Banyak orang yang datang. Suara-suara yang terdengar dari balik panggung membuatku menyadari bahwa dalam kurun waktu kurang dari lima menit lagi aku akan berada di tengah-tengah panggung yang megah dan luas, duduk di belakang sebuah instrumen paling indah yang pernah ada di dunia: piano. Sekali lagi aku menghela nafas.
Tenang, Sakura. Tenang... Jangan gugup begitu...
Sebenarnya, bukan mengenai jumlah penonton yang mendatangi konser yang diadakan di sekolah menengah tempat aku belajar selama dua tahun ini. Ini mengenai semua ibuku yang hadir di sini. Mami Tsunade. Bunda Kurenai. Mami Anko. Dan Mama Shizune. Mereka semua sengaja datang ke sini, untuk menonton permainan pianoku.
Sekolahku, Konoha High School, sengaja mengadakan konser untuk merayakan Hari Ibu, oleh karena itu, para penonton yang hadir adalah para ibu yang anaknya bersekolah di Konoha High School, dan dalam kasusku, empat ibu yang hadir.
"Penampilan selanjutnya adalah permainan piano dan menyanyi yang akan ditampilkan oleh... Haruno Sakura!" Suara Kakashi-sensei yang berperan sebagai MC malam ini mengumumkan pertunjukan berikutnya, tanda bahwa ini saatku untuk tampil.
Aku berdiri dari kursi kayu tempatku duduk selama menunggu, merapikan dress putih dari bahan lycra dengan model retro yang kukenakan. Salah seorang guru yang bertugas di belakang panggung memberikan microphone yang menyatu dengan headphone kepadaku. Kupakai headset itu, kemudian mendekati pintu yang menuju panggung.
Sekali lagi aku menarik nafas panjang, lalu melangkah dengan diiringi sinar spotlight berwarna kuning keemasan.
Di tengah panggung terdapat sebuah grand piano hitam yang akan kumainkan. Aku duduk di kursi dan membuka penutup kayu hitamnya yang mengilat. Jari-jariku berada pada posisi siap, lalu mulai bergerak lincah memainkan intro lagu yang akan kunyanyikan.

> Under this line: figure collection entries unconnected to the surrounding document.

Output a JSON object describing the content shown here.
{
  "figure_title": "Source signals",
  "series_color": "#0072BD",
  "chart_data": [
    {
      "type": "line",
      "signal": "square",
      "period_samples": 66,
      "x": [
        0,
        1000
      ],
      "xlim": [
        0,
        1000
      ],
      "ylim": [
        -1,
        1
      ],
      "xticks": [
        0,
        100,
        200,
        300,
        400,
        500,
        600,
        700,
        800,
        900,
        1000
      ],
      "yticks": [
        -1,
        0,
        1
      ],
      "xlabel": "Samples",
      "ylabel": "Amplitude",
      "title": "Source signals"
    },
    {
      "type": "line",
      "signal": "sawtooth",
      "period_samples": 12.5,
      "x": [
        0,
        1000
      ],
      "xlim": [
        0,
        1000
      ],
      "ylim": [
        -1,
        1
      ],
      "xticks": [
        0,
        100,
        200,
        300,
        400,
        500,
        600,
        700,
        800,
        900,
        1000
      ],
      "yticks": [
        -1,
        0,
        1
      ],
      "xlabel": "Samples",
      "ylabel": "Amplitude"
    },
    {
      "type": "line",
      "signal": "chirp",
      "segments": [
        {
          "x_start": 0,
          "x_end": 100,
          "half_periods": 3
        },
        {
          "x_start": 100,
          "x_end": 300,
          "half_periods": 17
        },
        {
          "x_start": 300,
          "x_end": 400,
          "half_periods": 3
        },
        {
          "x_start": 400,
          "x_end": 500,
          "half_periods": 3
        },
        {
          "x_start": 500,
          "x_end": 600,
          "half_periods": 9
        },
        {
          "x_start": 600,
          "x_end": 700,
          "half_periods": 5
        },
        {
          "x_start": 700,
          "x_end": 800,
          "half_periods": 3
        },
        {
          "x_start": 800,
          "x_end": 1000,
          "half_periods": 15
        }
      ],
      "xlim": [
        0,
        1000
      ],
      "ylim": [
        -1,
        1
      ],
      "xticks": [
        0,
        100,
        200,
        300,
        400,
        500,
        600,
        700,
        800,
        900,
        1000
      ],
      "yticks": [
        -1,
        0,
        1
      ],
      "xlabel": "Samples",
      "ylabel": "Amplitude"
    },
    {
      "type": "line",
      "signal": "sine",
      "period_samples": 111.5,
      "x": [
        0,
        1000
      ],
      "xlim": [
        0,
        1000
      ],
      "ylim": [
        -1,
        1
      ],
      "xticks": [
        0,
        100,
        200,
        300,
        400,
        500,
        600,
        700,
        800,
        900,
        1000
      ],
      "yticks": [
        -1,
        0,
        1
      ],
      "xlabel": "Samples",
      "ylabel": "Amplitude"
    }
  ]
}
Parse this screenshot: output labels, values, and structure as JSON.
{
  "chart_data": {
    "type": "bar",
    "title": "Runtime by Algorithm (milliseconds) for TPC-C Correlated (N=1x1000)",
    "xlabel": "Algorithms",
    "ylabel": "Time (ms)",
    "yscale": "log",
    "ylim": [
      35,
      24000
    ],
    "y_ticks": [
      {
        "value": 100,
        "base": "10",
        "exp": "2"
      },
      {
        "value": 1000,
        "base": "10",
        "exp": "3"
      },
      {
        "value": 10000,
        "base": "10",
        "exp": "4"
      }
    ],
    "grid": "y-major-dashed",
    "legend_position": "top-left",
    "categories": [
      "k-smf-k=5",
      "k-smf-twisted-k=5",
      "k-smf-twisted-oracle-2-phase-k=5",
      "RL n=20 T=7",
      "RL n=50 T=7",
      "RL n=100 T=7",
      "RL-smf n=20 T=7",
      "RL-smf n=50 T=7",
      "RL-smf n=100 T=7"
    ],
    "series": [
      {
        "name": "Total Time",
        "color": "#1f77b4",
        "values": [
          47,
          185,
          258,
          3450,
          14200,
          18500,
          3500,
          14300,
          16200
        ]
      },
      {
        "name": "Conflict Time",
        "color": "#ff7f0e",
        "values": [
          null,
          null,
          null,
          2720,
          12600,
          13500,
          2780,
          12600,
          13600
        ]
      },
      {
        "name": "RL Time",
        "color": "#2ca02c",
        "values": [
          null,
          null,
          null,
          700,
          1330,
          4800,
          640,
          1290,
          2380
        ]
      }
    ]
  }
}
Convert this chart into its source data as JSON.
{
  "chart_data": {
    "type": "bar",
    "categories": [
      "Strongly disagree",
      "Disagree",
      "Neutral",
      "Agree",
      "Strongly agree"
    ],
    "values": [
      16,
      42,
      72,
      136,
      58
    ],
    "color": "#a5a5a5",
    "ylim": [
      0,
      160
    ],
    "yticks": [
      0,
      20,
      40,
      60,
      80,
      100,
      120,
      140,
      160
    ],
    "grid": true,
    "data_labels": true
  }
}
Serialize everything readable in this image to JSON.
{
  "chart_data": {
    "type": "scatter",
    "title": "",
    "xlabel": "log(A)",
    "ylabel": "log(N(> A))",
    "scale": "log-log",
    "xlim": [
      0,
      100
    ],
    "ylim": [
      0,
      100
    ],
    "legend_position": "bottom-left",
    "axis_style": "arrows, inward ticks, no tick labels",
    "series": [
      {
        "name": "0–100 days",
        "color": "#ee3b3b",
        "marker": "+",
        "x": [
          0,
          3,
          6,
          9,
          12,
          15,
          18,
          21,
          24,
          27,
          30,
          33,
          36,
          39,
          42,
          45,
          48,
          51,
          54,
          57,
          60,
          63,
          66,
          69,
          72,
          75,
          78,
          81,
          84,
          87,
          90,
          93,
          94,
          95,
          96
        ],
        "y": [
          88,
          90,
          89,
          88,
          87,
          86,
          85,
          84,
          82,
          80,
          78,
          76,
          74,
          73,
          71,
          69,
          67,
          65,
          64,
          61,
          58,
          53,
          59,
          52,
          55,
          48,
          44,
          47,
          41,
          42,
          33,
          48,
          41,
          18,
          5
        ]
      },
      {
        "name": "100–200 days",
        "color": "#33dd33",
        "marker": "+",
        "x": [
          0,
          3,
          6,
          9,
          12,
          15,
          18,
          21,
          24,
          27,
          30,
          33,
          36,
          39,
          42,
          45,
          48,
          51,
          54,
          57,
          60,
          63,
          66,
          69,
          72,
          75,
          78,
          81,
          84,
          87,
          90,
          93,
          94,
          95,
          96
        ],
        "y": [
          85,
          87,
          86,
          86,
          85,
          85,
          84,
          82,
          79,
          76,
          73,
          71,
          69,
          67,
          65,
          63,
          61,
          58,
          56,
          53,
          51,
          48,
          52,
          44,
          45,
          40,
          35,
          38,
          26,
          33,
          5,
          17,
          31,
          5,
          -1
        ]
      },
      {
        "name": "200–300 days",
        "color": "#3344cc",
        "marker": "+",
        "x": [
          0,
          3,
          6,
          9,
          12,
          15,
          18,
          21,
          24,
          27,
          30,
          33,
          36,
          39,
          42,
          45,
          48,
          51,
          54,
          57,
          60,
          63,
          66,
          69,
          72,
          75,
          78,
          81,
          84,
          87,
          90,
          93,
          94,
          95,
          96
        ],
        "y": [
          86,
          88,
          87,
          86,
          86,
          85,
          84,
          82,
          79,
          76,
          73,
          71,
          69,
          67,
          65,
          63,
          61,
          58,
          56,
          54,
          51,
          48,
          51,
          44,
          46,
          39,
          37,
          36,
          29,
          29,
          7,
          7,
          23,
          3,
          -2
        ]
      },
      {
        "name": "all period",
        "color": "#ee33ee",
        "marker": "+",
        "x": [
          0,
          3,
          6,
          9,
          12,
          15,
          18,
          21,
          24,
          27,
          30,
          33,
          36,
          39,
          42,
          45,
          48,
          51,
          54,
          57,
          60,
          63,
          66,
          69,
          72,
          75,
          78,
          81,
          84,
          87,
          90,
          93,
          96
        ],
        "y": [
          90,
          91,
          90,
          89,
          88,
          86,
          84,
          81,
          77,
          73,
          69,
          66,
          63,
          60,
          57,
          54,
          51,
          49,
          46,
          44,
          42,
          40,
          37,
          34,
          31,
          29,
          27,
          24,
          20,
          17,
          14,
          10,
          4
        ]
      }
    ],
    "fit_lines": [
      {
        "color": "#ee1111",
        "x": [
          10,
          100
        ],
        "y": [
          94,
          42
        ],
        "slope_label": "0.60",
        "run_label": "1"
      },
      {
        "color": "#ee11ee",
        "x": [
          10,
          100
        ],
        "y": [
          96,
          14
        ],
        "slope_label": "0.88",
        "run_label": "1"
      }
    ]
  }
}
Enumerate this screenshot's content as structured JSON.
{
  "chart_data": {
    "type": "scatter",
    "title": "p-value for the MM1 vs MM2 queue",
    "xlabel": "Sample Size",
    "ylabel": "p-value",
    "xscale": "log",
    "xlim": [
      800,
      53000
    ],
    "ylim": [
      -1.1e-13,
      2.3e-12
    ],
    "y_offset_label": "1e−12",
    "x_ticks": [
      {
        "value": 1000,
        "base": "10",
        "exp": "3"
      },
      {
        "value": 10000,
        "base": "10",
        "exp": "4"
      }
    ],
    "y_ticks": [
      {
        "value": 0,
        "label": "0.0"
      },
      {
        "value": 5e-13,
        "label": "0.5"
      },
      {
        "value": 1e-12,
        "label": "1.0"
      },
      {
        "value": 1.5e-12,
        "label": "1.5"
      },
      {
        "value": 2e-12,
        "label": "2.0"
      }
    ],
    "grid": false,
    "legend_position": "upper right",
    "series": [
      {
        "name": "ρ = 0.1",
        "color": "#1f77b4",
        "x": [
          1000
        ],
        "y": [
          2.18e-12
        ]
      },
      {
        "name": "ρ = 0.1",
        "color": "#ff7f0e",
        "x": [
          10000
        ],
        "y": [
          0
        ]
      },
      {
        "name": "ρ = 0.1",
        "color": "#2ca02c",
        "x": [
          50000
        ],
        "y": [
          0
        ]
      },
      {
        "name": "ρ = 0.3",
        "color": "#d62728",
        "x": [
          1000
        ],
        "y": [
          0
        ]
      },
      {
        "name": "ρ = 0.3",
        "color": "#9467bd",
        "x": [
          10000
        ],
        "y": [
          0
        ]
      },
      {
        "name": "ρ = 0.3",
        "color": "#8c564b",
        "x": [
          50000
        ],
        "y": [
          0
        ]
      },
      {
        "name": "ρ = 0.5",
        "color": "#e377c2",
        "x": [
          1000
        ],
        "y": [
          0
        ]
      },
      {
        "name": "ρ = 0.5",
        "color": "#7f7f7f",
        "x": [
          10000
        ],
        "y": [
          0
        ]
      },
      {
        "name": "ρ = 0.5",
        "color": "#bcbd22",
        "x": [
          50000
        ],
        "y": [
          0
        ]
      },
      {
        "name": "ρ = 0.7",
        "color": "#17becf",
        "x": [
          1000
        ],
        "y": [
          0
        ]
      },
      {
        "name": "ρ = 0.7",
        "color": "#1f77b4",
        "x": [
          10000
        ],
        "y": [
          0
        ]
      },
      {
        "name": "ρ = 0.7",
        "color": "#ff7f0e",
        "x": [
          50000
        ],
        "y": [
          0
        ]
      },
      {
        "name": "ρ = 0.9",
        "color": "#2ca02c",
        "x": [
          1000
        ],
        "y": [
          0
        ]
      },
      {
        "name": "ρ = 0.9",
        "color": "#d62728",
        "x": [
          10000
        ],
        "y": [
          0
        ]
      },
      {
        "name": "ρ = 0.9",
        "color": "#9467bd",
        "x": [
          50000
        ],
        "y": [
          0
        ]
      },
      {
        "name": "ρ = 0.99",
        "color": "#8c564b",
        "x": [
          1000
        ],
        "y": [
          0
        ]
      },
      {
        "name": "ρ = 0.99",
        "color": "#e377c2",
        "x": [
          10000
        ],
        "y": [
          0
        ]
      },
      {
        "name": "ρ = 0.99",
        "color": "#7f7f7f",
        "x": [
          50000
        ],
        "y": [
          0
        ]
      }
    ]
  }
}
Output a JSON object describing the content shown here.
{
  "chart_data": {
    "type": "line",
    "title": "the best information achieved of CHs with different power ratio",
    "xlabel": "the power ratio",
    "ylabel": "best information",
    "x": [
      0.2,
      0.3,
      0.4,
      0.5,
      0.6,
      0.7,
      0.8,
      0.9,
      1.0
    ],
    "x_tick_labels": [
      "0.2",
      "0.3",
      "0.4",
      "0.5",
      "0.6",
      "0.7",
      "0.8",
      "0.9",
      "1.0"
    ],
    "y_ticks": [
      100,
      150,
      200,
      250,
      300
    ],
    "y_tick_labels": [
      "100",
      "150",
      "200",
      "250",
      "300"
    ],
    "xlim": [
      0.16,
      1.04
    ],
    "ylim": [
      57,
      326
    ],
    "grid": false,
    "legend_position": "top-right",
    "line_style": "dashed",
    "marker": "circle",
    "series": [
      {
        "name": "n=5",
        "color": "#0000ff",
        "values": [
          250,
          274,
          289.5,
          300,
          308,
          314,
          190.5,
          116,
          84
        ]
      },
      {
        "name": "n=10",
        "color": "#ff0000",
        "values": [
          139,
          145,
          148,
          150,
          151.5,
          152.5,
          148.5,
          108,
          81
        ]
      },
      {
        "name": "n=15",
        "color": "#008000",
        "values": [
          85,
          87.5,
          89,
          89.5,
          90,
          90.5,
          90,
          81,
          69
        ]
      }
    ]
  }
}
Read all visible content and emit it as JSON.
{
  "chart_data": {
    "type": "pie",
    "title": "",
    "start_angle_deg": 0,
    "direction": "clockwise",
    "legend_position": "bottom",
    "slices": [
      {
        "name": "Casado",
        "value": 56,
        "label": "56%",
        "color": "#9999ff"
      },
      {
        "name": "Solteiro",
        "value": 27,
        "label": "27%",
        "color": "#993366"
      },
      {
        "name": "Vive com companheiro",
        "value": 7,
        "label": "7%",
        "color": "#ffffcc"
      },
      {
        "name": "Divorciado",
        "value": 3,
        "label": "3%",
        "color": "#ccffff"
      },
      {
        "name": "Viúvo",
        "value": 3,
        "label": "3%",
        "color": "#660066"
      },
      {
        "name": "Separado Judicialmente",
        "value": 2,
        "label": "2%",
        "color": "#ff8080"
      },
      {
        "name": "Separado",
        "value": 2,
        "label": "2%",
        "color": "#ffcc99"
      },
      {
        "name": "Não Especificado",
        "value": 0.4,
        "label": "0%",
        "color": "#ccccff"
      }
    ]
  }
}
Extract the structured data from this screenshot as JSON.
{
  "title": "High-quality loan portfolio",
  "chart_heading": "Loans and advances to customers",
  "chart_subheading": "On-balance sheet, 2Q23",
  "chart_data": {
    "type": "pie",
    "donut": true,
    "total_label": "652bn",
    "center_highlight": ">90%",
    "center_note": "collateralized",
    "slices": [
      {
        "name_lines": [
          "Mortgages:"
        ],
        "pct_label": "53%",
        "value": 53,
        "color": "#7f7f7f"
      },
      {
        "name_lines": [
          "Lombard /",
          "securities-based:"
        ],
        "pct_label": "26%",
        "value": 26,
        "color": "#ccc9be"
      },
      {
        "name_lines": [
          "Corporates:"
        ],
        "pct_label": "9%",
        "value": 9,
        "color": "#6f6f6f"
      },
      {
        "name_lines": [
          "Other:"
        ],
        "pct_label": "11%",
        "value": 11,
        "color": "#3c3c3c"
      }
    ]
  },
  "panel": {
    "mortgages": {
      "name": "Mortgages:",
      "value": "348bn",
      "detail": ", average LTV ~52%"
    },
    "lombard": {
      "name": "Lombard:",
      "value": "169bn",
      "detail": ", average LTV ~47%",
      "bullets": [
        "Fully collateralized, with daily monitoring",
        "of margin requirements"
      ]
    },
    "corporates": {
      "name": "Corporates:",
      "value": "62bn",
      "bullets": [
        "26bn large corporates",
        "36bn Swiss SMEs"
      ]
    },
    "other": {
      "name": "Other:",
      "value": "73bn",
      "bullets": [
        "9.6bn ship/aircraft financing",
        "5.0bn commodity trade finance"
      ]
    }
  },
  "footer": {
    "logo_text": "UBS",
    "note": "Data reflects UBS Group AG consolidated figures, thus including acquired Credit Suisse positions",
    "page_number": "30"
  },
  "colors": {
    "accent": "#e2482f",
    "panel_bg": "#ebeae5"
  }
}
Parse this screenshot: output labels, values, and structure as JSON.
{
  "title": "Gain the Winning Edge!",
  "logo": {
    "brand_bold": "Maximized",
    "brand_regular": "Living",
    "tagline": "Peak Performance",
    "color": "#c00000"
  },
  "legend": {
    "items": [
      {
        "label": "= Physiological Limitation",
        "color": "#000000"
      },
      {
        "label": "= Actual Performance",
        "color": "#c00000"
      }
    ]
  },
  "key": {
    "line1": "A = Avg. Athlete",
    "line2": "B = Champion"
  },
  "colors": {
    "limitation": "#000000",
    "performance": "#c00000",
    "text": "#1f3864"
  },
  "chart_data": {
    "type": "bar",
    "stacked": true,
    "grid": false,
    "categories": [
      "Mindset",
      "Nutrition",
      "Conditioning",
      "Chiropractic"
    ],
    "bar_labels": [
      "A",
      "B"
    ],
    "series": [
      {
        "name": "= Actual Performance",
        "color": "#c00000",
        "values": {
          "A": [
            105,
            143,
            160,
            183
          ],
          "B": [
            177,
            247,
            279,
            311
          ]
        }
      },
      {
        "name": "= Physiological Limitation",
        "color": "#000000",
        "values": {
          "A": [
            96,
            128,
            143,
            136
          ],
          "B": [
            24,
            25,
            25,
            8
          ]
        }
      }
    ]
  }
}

Kuhentikan gerakan jari-jariku dalam sebuah chord panjang, lalu mulai menyanyi.
Datte anata itta janai
Namidagoe utsumuita mama
(Because you told me
Teary voiced looking away)
Aku mengangkat wajah dan menemukan mereka—keempat malaikat yang membimbing hidupku selama ini. Mereka duduk berjajar dalam baris yang sama. Berurutan: Mami Tsunade, Bunda Kurenai, Mami Anko, dan Mama Shizune. Mata Bunda Kurenai tampak berkaca-kaca.
Uso mo tsukenakunattara
Ikite yukenakunaruyo to
(That if you couldn't even lie anymore
Living on would not be possible)
Selama tujuh belas tahun aku dibesarkan oleh mereka, bersama-sama dalam sebuah rumah kecil yang hangat. Mereka begitu menyayangiku, seolah-olah aku adalah anak kandung mereka. Dan mereka tidak pernah memberitahuku siapa ibuku yang sebenarnya. Tapi kini, mereka tidak dapat membohongiku lagi mengenai siapa ibuku yang sebenarnya. Tidak lagi.
Aku sudah mengetahuinya.
Aisarete itai to omou kara
Donna itami datte
Waratte miseta ah
(Since you wanted to be loved
You kept on laughing
Through any hardship)
Aku menatap sosok Mami Tsunade. Rambut pirangnya yang indah. Mata hazel-nya yang selalu tampak bersemangat. Kedua hal itulah yang selalu membuatnya tampak muda, walau sebenarnya Mami Tsunade berusia enam tahun lebih tua dari para ibuku yang lain.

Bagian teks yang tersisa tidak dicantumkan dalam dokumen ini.